Raramente uma proposta legislativa termina como começou e isso não foi diferente com a PEC 186/2019. No meio do caminho, ela virou uma pré-condição para a aprovação de um auxílio emergencial, as medidas a serem tomadas em caso de “emergência fiscal” se alteraram e incluíram na emenda medidas excepcionais a serem tomadas em caso de calamidade pública. Escrevi um texto mais completo sobre o que foi aprovado no meu blog pessoal

Muito se debateu sobre os gatilhos, a proposta inicial de desvincular recursos da saúde e da educação, redução de recursos de investimento do BNDES, redução de rendimentos e congelamento de salários de servidores públicos, mas pouco se debateu sobre este ponto específico. 

O Brasil precisa incluir na Constituição, de maneira permanente, um conjunto de regras e limites que deixam de valer em caso de calamidade pública? Quais as vantagens e quais os riscos?

Um cheque em branco na Constituição?

A PEC 186/2019 cria o “regime extraordinário fiscal” em caso de calamidade pública de âmbito nacional decretada pelo Congresso Nacional por iniciativa privativa do Presidente da República. É o que diz o Art. 167-B:

“Art. 167-B. Durante a vigência de estado de calamidade pública de âmbito nacional, decretado pelo Congresso Nacional por iniciativa privativa do Presidente da República, a União deve adotar regime extraordinário fiscal, financeiro e de contratações para atender às necessidades dele decorrentes, somente naquilo em que a urgência for incompatível com o regime regular, nos termos definidos nos arts. 167-C a 167-G.”

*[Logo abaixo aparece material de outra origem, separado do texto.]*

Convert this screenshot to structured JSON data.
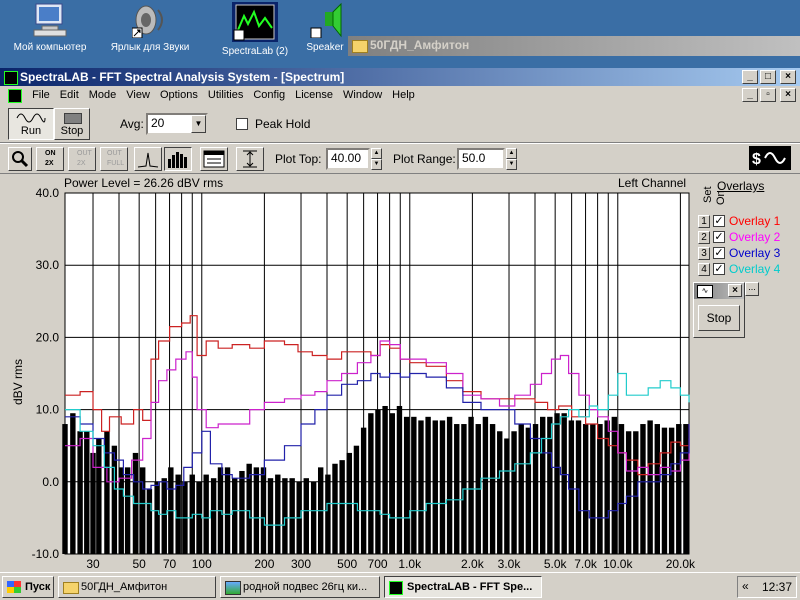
{
  "desktop": {
    "icons": [
      {
        "label": "Мой компьютер",
        "icon": "my-computer-icon"
      },
      {
        "label": "Ярлык для Звуки",
        "icon": "speaker-shortcut-icon"
      },
      {
        "label": "SpectraLab (2)",
        "icon": "spectralab-shortcut-icon"
      },
      {
        "label": "Speaker",
        "icon": "speaker-shortcut-icon"
      }
    ]
  },
  "background_window": {
    "title": "50ГДН_Амфитон"
  },
  "app": {
    "title": "SpectraLAB - FFT Spectral Analysis System - [Spectrum]",
    "menu": [
      "File",
      "Edit",
      "Mode",
      "View",
      "Options",
      "Utilities",
      "Config",
      "License",
      "Window",
      "Help"
    ],
    "run_label": "Run",
    "stop_label": "Stop",
    "avg_label": "Avg:",
    "avg_value": "20",
    "peak_hold_label": "Peak Hold",
    "peak_hold_checked": false,
    "plot_top_label": "Plot Top:",
    "plot_top_value": "40.00",
    "plot_range_label": "Plot Range:",
    "plot_range_value": "50.0",
    "zoom_buttons": [
      "ON 2X",
      "OUT 2X",
      "OUT FULL"
    ],
    "power_level": "Power Level = 26.26 dBV rms",
    "channel": "Left Channel"
  },
  "overlays": {
    "title": "Overlays",
    "set_label": "Set",
    "on_label": "On",
    "items": [
      {
        "num": "1",
        "name": "Overlay 1",
        "color": "#ff0000",
        "on": true
      },
      {
        "num": "2",
        "name": "Overlay 2",
        "color": "#ff00ff",
        "on": true
      },
      {
        "num": "3",
        "name": "Overlay 3",
        "color": "#0000cc",
        "on": true
      },
      {
        "num": "4",
        "name": "Overlay 4",
        "color": "#00cccc",
        "on": true
      }
    ],
    "mini_stop_label": "Stop"
  },
  "taskbar": {
    "start_label": "Пуск",
    "tasks": [
      "50ГДН_Амфитон",
      "родной подвес 26гц ки...",
      "SpectraLAB - FFT Spe..."
    ],
    "clock": "12:37",
    "tray_arrow": "«"
  },
  "chart_data": {
    "type": "bar",
    "ylabel": "dBV rms",
    "xscale": "log",
    "ylim": [
      -10,
      40
    ],
    "xlim": [
      22,
      22000
    ],
    "yticks": [
      "40.0",
      "30.0",
      "20.0",
      "10.0",
      "0.0",
      "-10.0"
    ],
    "ytick_values": [
      40,
      30,
      20,
      10,
      0,
      -10
    ],
    "xticks": [
      "30",
      "50",
      "70",
      "100",
      "200",
      "300",
      "500",
      "700",
      "1.0k",
      "2.0k",
      "3.0k",
      "5.0k",
      "7.0k",
      "10.0k",
      "20.0k"
    ],
    "xtick_values": [
      30,
      50,
      70,
      100,
      200,
      300,
      500,
      700,
      1000,
      2000,
      3000,
      5000,
      7000,
      10000,
      20000
    ],
    "grid": true,
    "bar_freqs": [
      22,
      24,
      26,
      28,
      30,
      32,
      35,
      38,
      41,
      44,
      48,
      52,
      56,
      61,
      66,
      71,
      77,
      83,
      90,
      97,
      105,
      114,
      123,
      133,
      144,
      156,
      169,
      183,
      198,
      214,
      232,
      251,
      272,
      294,
      318,
      345,
      373,
      404,
      437,
      473,
      512,
      554,
      600,
      650,
      703,
      761,
      824,
      892,
      966,
      1046,
      1132,
      1225,
      1326,
      1436,
      1554,
      1682,
      1821,
      1971,
      2134,
      2310,
      2501,
      2707,
      2930,
      3172,
      3434,
      3717,
      4024,
      4356,
      4715,
      5104,
      5525,
      5981,
      6475,
      7009,
      7587,
      8213,
      8891,
      9624,
      10418,
      11278,
      12209,
      13216,
      14306,
      15487,
      16765,
      18148,
      19645,
      21266
    ],
    "bar_values": [
      8,
      9.5,
      7,
      7,
      4,
      6,
      7,
      5,
      2,
      2,
      4,
      2,
      -1,
      0,
      0.5,
      2,
      1,
      0,
      1,
      0,
      1,
      0.5,
      2,
      2,
      0.5,
      1.5,
      2.5,
      2,
      2,
      0.5,
      1,
      0.5,
      0.5,
      0,
      0.5,
      0,
      2,
      1,
      2.5,
      3,
      4,
      5,
      7.5,
      9.5,
      10,
      10.5,
      9.5,
      10.5,
      9,
      9,
      8.5,
      9,
      8.5,
      8.5,
      9,
      8,
      8,
      9,
      8,
      9,
      8,
      7,
      6,
      7,
      8,
      7.5,
      8,
      9,
      9,
      9.5,
      9.5,
      8.5,
      8.5,
      8,
      8,
      8,
      8.5,
      9,
      8,
      7,
      7,
      8,
      8.5,
      8,
      7.5,
      7.5,
      8,
      8
    ],
    "series": [
      {
        "name": "Overlay 1",
        "color": "#cc2222",
        "points": [
          [
            22,
            12
          ],
          [
            26,
            12.5
          ],
          [
            30,
            10
          ],
          [
            33,
            7
          ],
          [
            36,
            9
          ],
          [
            41,
            8
          ],
          [
            47,
            10
          ],
          [
            52,
            8.5
          ],
          [
            57,
            17
          ],
          [
            62,
            19.5
          ],
          [
            70,
            21.5
          ],
          [
            80,
            22
          ],
          [
            88,
            23
          ],
          [
            95,
            17.5
          ],
          [
            105,
            19.5
          ],
          [
            120,
            18.5
          ],
          [
            140,
            19
          ],
          [
            170,
            18.5
          ],
          [
            200,
            19.5
          ],
          [
            250,
            19
          ],
          [
            290,
            18
          ],
          [
            340,
            17.5
          ],
          [
            400,
            17
          ],
          [
            470,
            18
          ],
          [
            560,
            18
          ],
          [
            650,
            17.5
          ],
          [
            720,
            19
          ],
          [
            800,
            18.5
          ],
          [
            900,
            17
          ],
          [
            1000,
            16.5
          ],
          [
            1200,
            16
          ],
          [
            1500,
            14
          ],
          [
            1800,
            12.5
          ],
          [
            2200,
            11.5
          ],
          [
            2700,
            11.5
          ],
          [
            3200,
            11.5
          ],
          [
            4000,
            11
          ],
          [
            4600,
            10
          ],
          [
            5200,
            10.5
          ],
          [
            6000,
            9
          ],
          [
            7000,
            8
          ],
          [
            8000,
            6
          ],
          [
            9000,
            5
          ],
          [
            10000,
            4
          ],
          [
            11000,
            3
          ],
          [
            12500,
            1
          ],
          [
            14000,
            2.5
          ],
          [
            16000,
            4
          ],
          [
            18000,
            5.5
          ],
          [
            20000,
            5
          ],
          [
            22000,
            8
          ]
        ]
      },
      {
        "name": "Overlay 2",
        "color": "#cc22cc",
        "points": [
          [
            22,
            5
          ],
          [
            26,
            6
          ],
          [
            30,
            2
          ],
          [
            35,
            0
          ],
          [
            40,
            0.5
          ],
          [
            46,
            3
          ],
          [
            52,
            6
          ],
          [
            57,
            11
          ],
          [
            62,
            14
          ],
          [
            68,
            15.5
          ],
          [
            75,
            17
          ],
          [
            84,
            18
          ],
          [
            90,
            14.5
          ],
          [
            95,
            10
          ],
          [
            105,
            7.5
          ],
          [
            120,
            8
          ],
          [
            140,
            8
          ],
          [
            170,
            10
          ],
          [
            200,
            11
          ],
          [
            250,
            11.5
          ],
          [
            300,
            12
          ],
          [
            350,
            12.5
          ],
          [
            400,
            14
          ],
          [
            470,
            15
          ],
          [
            560,
            16.5
          ],
          [
            650,
            17.5
          ],
          [
            720,
            19.5
          ],
          [
            800,
            19
          ],
          [
            900,
            17
          ],
          [
            1000,
            17
          ],
          [
            1200,
            16.5
          ],
          [
            1500,
            15
          ],
          [
            1800,
            12
          ],
          [
            2200,
            11.5
          ],
          [
            2700,
            10.5
          ],
          [
            3200,
            12
          ],
          [
            3800,
            13.5
          ],
          [
            4300,
            15
          ],
          [
            4800,
            17
          ],
          [
            5300,
            17.5
          ],
          [
            5800,
            15
          ],
          [
            6500,
            12
          ],
          [
            7300,
            10
          ],
          [
            8000,
            9
          ],
          [
            9000,
            7
          ],
          [
            10000,
            4
          ],
          [
            11000,
            1.5
          ],
          [
            12500,
            2
          ],
          [
            14000,
            1
          ],
          [
            16000,
            2
          ],
          [
            18000,
            1.5
          ],
          [
            20000,
            3
          ],
          [
            22000,
            6
          ]
        ]
      },
      {
        "name": "Overlay 3",
        "color": "#2222aa",
        "points": [
          [
            22,
            9
          ],
          [
            26,
            8
          ],
          [
            30,
            6
          ],
          [
            34,
            4
          ],
          [
            38,
            3
          ],
          [
            42,
            1
          ],
          [
            47,
            0
          ],
          [
            52,
            -1
          ],
          [
            57,
            -0.5
          ],
          [
            62,
            0
          ],
          [
            68,
            -1
          ],
          [
            75,
            -0.5
          ],
          [
            82,
            2
          ],
          [
            90,
            4
          ],
          [
            100,
            7
          ],
          [
            110,
            2.5
          ],
          [
            125,
            1
          ],
          [
            140,
            0.5
          ],
          [
            170,
            1
          ],
          [
            200,
            3
          ],
          [
            250,
            5
          ],
          [
            300,
            8
          ],
          [
            350,
            10
          ],
          [
            400,
            12
          ],
          [
            470,
            13.5
          ],
          [
            560,
            14
          ],
          [
            650,
            15
          ],
          [
            720,
            14.5
          ],
          [
            800,
            15
          ],
          [
            900,
            14.5
          ],
          [
            1000,
            15
          ],
          [
            1200,
            14.5
          ],
          [
            1500,
            13
          ],
          [
            1800,
            11
          ],
          [
            2200,
            10
          ],
          [
            2700,
            10
          ],
          [
            3200,
            8
          ],
          [
            3800,
            6
          ],
          [
            4300,
            4
          ],
          [
            4800,
            2
          ],
          [
            5300,
            1
          ],
          [
            5800,
            -1
          ],
          [
            6500,
            -4
          ],
          [
            7300,
            -5
          ],
          [
            8000,
            -5
          ],
          [
            9000,
            -4
          ],
          [
            10000,
            -3
          ],
          [
            11000,
            -2
          ],
          [
            12500,
            0
          ],
          [
            14000,
            0
          ],
          [
            16000,
            1
          ],
          [
            18000,
            2.5
          ],
          [
            20000,
            4
          ],
          [
            22000,
            8
          ]
        ]
      },
      {
        "name": "Overlay 4",
        "color": "#22cccc",
        "points": [
          [
            22,
            10
          ],
          [
            26,
            7
          ],
          [
            30,
            5
          ],
          [
            34,
            2
          ],
          [
            38,
            -1
          ],
          [
            42,
            -2
          ],
          [
            47,
            -3
          ],
          [
            52,
            -3
          ],
          [
            57,
            -4
          ],
          [
            62,
            -4.5
          ],
          [
            68,
            -4
          ],
          [
            75,
            -5
          ],
          [
            82,
            -5
          ],
          [
            90,
            -4.5
          ],
          [
            100,
            -5
          ],
          [
            110,
            -4
          ],
          [
            125,
            -4.5
          ],
          [
            140,
            -4
          ],
          [
            170,
            -5
          ],
          [
            200,
            -6
          ],
          [
            250,
            -5
          ],
          [
            300,
            -4
          ],
          [
            350,
            -4
          ],
          [
            400,
            -3
          ],
          [
            470,
            -3
          ],
          [
            560,
            -4
          ],
          [
            650,
            -4
          ],
          [
            720,
            -4.5
          ],
          [
            800,
            -5
          ],
          [
            900,
            -5
          ],
          [
            1000,
            -4
          ],
          [
            1200,
            -3
          ],
          [
            1500,
            -2.5
          ],
          [
            1800,
            -1
          ],
          [
            2200,
            0.5
          ],
          [
            2700,
            1.5
          ],
          [
            3200,
            2.5
          ],
          [
            3800,
            4
          ],
          [
            4300,
            6
          ],
          [
            4800,
            8
          ],
          [
            5300,
            9
          ],
          [
            5800,
            10
          ],
          [
            6500,
            9
          ],
          [
            7300,
            10.5
          ],
          [
            8000,
            10
          ],
          [
            9000,
            12
          ],
          [
            10000,
            15
          ],
          [
            11000,
            12
          ],
          [
            12500,
            12
          ],
          [
            14000,
            13
          ],
          [
            16000,
            14
          ],
          [
            18000,
            13
          ],
          [
            20000,
            12
          ],
          [
            22000,
            11
          ]
        ]
      }
    ]
  }
}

Em que consiste o “regime fiscal extraordinário”? Esse é o tema dos Art. 167-C a 167-G. Durante a calamidade, não se aplicam os limites estabelecidos pelo teto de gastos, a regra de ouro (é proibido contrair dívida para pagar despesas correntes) e outros limites da Lei de Responsabilidade Fiscal. Também permite a contratação de pessoal, obras, serviços e compras de maneira simplificada. E a cereja do bolo: permite conceder ou ampliar incentivos tributários. 

Em uma calamidade, a prioridade deve ser combatê-la. Não se questiona a necessidade de afastar limites legais que dificultam o gasto e regras que possam atrasar a tomada de medidas para superar a calamidade. Na pandemia de coronavírus, alguém vai ser contra permitir que o Governo compre vacinas? Ou pague auxílio emergencial aos mais vulneráveis? Dificilmente. 

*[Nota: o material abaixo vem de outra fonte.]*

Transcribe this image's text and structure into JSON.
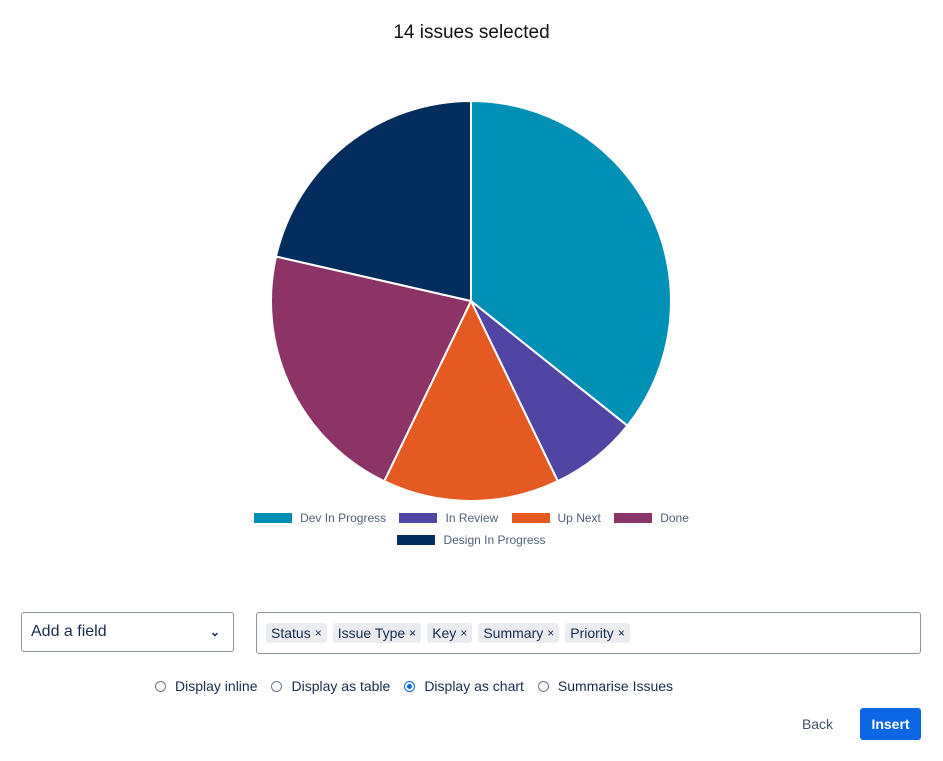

No caso da atual calamidade que vivemos, não houve essa dificuldade. O Congresso aprovou rapidamente um regime fiscal extraordinário com a aprovação de uma PEC apelidade de orçamento de guerra, que permitiu que o governo federal tomasse as medidas que considerou necessárias. O país pagou quase R$ 300 bilhões em auxílios, reservou recursos para a compra de vacinas, criou programas para manutenção de empregos, subsidiou linhas de crédito, adiou o pagamento de impostos. Não faltaram instrumentos para combater a pandemia. 

A dúvida é: o Brasil deve colocar o “regime fiscal extraordinário”, em caso de calamidade, de maneira permanente na Constituição? O Brasil precisa desse atalho para enfrentar uma calamidade?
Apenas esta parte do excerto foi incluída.